There are advantages that universities bring to research in data-intensive computing that companies cannot match. First, the research we do is completely open. We publish our findings and share information freely, which private industry seldom does. Second, history has shown over and over again that when you give creative people new capabilities, they will come up with new ideas that the originators never imagined were possible. The World Wide Web, after all, was never one of the original applications imagined for the Internet, but its impact has been transformative.

There are also research problems that can benefit society but have no prospect of forming a profitable business. Companies will not profit from basic scientific research in astronomy, for instance, but that research will enable us to deepen our understanding of the universe.

Looking Ahead to Broader Challenges

Within the next five years, more and more research projects at Carnegie Mellon will involve analyzing huge amounts of data on very large-scale machines. Our educational efforts are broadening as well. We've created courses at both the undergraduate and graduate level that give students a chance to run programs on the cluster provided by Google and IBM. We're also involved in several efforts to help the National Science Foundation provide course and teaching materials to get students at other universities involved in large-scale, data-intensive computing.

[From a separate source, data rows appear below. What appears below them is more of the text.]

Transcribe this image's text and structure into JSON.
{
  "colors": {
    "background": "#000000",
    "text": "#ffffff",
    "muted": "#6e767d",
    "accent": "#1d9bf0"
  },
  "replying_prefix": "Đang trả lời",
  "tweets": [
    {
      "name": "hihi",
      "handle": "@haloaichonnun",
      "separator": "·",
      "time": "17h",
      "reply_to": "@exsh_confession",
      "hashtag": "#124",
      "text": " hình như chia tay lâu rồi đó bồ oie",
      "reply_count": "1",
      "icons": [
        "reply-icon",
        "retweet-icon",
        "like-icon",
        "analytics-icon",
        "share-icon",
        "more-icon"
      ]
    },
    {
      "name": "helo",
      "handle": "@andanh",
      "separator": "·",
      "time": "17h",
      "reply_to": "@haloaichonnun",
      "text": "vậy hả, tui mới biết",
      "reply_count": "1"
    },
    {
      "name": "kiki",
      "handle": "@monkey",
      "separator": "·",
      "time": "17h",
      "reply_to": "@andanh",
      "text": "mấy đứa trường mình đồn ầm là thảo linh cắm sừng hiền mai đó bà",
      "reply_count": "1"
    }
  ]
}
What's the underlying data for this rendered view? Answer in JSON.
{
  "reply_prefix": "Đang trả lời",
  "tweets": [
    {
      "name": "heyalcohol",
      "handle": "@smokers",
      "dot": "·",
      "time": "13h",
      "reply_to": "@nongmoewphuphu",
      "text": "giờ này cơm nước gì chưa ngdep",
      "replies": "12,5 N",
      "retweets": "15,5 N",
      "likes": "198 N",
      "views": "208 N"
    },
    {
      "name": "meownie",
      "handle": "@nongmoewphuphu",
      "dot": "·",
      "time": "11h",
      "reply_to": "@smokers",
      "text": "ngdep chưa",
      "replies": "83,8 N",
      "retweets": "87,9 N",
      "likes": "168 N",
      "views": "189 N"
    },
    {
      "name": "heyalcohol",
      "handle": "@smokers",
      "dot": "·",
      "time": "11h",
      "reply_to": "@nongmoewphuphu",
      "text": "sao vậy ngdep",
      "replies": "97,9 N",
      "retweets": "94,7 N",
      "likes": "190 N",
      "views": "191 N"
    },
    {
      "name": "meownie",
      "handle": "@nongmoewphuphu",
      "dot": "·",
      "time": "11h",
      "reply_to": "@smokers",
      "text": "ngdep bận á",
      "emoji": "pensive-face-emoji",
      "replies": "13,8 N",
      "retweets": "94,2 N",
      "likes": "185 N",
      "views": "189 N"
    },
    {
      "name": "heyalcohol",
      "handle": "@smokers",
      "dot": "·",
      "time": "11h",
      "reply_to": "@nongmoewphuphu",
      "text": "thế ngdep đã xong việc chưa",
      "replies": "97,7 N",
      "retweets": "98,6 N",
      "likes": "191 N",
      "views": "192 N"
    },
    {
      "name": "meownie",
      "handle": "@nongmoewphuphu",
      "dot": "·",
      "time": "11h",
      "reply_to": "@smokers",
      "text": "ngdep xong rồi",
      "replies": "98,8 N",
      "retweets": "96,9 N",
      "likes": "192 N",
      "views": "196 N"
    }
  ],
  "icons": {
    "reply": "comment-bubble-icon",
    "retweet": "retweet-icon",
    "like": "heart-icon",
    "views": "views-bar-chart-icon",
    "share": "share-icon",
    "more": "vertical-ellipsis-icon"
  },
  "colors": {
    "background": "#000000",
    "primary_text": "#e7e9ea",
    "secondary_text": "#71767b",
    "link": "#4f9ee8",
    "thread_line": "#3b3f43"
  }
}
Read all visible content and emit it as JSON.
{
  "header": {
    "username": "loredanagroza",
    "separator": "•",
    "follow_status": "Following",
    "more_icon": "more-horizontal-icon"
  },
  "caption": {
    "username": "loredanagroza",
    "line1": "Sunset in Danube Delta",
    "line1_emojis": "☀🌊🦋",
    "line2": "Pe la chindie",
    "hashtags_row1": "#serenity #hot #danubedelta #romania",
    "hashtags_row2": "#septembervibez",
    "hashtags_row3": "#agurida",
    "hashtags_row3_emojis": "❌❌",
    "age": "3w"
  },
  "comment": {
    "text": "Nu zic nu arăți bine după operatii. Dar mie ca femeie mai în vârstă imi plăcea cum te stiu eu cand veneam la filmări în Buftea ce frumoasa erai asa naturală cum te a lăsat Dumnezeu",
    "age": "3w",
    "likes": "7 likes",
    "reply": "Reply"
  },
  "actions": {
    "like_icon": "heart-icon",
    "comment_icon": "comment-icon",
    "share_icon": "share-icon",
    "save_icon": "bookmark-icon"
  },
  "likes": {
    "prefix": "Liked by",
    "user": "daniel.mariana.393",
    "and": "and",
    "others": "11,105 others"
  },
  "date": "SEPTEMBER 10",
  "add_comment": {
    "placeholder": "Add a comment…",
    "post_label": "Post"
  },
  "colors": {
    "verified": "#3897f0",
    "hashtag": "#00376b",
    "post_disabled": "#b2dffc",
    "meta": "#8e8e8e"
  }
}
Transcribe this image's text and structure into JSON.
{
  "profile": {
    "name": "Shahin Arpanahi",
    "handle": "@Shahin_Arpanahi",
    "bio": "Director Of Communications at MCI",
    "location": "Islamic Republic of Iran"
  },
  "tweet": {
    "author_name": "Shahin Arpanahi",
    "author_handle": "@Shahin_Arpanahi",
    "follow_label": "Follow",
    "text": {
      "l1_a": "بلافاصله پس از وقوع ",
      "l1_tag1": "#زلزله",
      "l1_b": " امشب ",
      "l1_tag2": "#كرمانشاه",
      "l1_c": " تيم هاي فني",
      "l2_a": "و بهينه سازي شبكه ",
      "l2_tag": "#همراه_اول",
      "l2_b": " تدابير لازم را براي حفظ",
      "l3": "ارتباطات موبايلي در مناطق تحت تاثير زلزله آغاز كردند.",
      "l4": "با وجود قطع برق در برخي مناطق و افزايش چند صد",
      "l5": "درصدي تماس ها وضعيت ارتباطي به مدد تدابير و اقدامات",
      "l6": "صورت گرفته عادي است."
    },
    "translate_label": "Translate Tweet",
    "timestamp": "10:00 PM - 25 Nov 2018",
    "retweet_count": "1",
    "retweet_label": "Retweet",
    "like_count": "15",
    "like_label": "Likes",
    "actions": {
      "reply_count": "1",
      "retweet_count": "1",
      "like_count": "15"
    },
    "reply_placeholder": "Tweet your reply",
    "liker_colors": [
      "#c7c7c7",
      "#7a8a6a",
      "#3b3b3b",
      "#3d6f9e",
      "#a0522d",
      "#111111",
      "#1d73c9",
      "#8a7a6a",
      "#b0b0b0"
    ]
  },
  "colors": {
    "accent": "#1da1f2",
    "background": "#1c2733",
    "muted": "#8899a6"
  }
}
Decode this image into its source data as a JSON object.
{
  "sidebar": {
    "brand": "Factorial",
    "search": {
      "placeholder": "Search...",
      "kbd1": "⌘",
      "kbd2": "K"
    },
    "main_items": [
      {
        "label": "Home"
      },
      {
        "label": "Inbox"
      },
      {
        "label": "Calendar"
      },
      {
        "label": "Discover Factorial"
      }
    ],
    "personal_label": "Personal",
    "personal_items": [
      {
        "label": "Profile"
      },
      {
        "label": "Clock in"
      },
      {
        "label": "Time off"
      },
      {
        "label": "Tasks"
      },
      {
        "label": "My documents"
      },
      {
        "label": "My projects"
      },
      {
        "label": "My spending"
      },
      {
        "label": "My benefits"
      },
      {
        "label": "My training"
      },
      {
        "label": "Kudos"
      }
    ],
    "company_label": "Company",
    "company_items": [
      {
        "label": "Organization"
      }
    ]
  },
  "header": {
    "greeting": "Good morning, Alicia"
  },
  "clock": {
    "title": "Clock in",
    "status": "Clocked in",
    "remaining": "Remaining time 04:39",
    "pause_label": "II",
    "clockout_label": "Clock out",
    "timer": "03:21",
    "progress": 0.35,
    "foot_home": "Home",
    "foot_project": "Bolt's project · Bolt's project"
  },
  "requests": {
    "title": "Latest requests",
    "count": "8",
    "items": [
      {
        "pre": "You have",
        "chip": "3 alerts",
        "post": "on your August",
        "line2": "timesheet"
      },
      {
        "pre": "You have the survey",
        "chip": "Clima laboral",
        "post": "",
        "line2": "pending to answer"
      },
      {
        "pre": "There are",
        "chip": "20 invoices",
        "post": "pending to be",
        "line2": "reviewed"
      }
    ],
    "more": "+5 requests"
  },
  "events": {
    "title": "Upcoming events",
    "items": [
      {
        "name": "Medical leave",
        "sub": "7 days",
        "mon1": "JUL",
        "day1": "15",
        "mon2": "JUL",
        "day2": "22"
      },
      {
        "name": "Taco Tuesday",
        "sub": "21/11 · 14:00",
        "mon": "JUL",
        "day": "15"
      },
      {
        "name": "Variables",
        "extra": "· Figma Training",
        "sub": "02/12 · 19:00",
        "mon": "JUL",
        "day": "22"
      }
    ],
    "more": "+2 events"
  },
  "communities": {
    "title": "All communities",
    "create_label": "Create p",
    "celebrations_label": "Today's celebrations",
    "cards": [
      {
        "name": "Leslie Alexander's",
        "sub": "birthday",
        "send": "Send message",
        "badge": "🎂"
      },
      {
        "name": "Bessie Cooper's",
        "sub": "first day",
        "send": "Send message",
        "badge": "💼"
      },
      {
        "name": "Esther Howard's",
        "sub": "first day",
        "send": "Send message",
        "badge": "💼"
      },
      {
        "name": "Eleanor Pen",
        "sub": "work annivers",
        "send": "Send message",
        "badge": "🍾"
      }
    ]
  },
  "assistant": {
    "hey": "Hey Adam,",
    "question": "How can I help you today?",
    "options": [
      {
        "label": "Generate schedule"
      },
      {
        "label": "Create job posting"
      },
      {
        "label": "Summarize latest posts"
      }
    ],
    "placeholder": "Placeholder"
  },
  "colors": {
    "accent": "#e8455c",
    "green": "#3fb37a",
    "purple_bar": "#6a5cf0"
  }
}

Data-intensive, scalable computing is revolutionizing our ability to gather and analyze information in all forms. It will lead to new discoveries in science and new forms of entertainment. It will lead to improvements in business practices--and, just like any other disruptive technology, it will transform many different businesses for better and worse. Data-intensive, scalable computing will change the way we think about science--the ability to collect and make use of so much data will change our perspective on the kinds of scientific and medical experiments that we consider attempting.

Data-intensive, scalable computing will change education and research in computer science at Carnegie Mellon profoundly. As our students go off into the world, they must understand this new paradigm in computing. They need to know how to use the technology and fully exploit the capabilities that large-scale computing make possible. At the School of Computer Science, we are committed to presenting our students with these new possibilities and providing them with the right kind of tools and thinking to help this technology advance.